Signet closed 13 percent of its stores last year, exiting Class B malls and shuttering its regional banners.
This year, the speciality jeweler said at least 150 stores in North America and 80 in Europe will not reopen following their pandemic-related shutdowns, and it will close an additional 150 stores.
Children’s Place (No. 22) announced plans in June to close 300 stores while H&M (No. 9) has plans to close 170 stores.
CBL’s restructuring plans may include a bankruptcy filing.
In a statement last week, the real estate investment trust said it reached a restructuring agreement with some of its debt holders.
The restructuring will happen via an “in-court process” expected to begin by Oct. 1.
The agreement would eliminate about $900 million of debt and $600 million of other obligations, CBL Properties said.
The plan is expected to bolster its balance sheet and increase its liquidity without disrupting operations at its malls.
Its portfolio includes more than 100 properties across 26 states.
“Reaching this agreement with our noteholders is a major milestone for CBL,” CEO Stephen D. Lebovitz said in a press release.
“The agreement will significantly improve our balance sheet by reducing leverage and increasing net cash flow and will simplify our capital structure, providing enhanced financial flexibility going forward.
The mall owner entered into a forbearance agreement— a deal between the lender and borrower to reduce or suspend payments for a certain amount of time—in July after being unable to pay millions of dollars in interest payments.
However, by August, CBL had made $30.4 million in interest payments to stay current on its unsecured debt.
CBL can’t predict its future in light of the current situation.
CBL said it will be difficult to accurately predict future quarters and will therefore not be providing full-year guidance.
However, it does expect to see additional store closures and rent loss through the end of the year.

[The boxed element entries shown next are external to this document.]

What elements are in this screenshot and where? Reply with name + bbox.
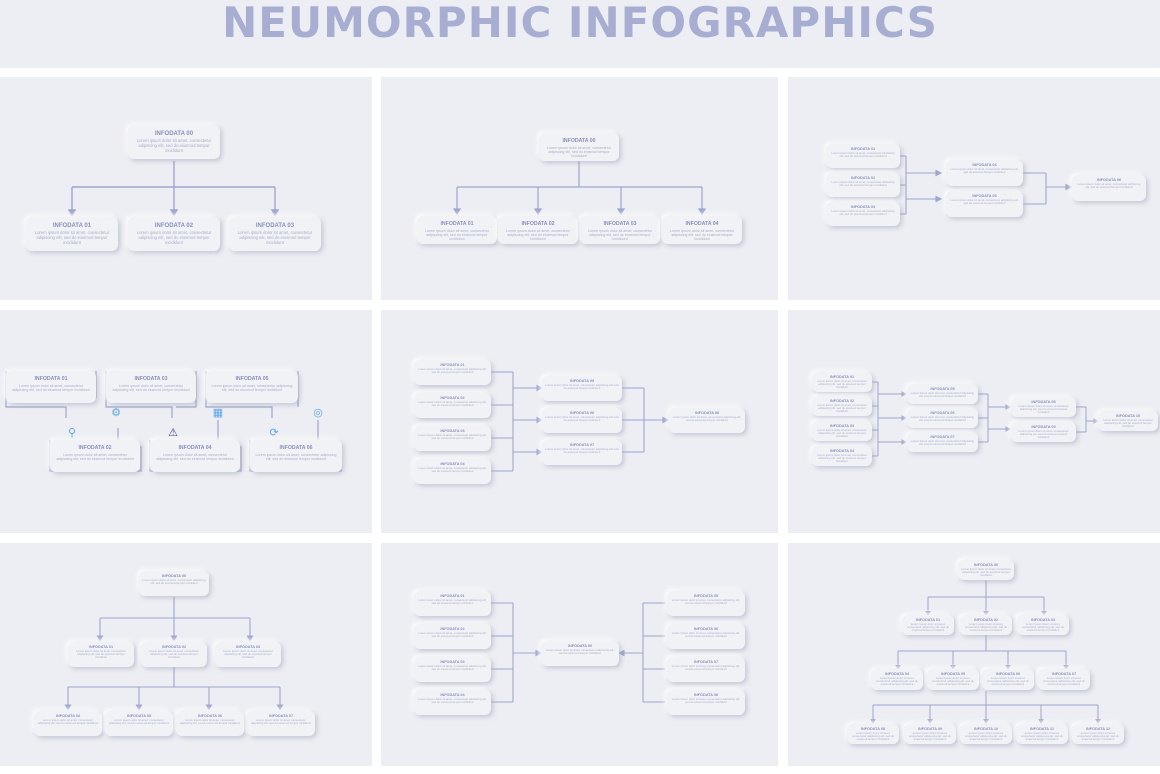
page-title: NEUMORPHIC INFOGRAPHICS: [222, 0, 938, 47]
connector-lines: [67, 161, 280, 217]
title-band: [0, 0, 1160, 68]
connector-lines: [872, 381, 1100, 457]
connector-lines: [870, 580, 1101, 725]
warning-icon: ⚠: [168, 427, 178, 439]
connector-lines: [491, 371, 670, 472]
connector-lines: [900, 155, 1073, 215]
calendar-icon: ▦: [212, 407, 224, 419]
connector-lines: [491, 602, 665, 703]
search-icon: ⚲: [67, 427, 77, 439]
refresh-icon: ⟳: [269, 427, 279, 439]
connector-lines: [64, 597, 284, 711]
connector-lines: [5, 371, 342, 472]
settings-icon: ⚙: [111, 407, 121, 419]
target-icon: ◎: [313, 407, 323, 419]
connector-lines: [452, 161, 707, 216]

“Operators of such malls, facing declining operating performance and weak liquidity positions, are having difficulty navigating the additional stresses brought on by the pandemic,” said Fitch Ratings in a press release about CBL’s potential bankruptcy.
The analyst expects to see “even greater occupancy issues and will see lower property cash flows due to reduced rent collections and requests for rent deferrals.”
The company said it has about $220 million in cash on hand, which is expected to be enough to cover its operations and restructuring.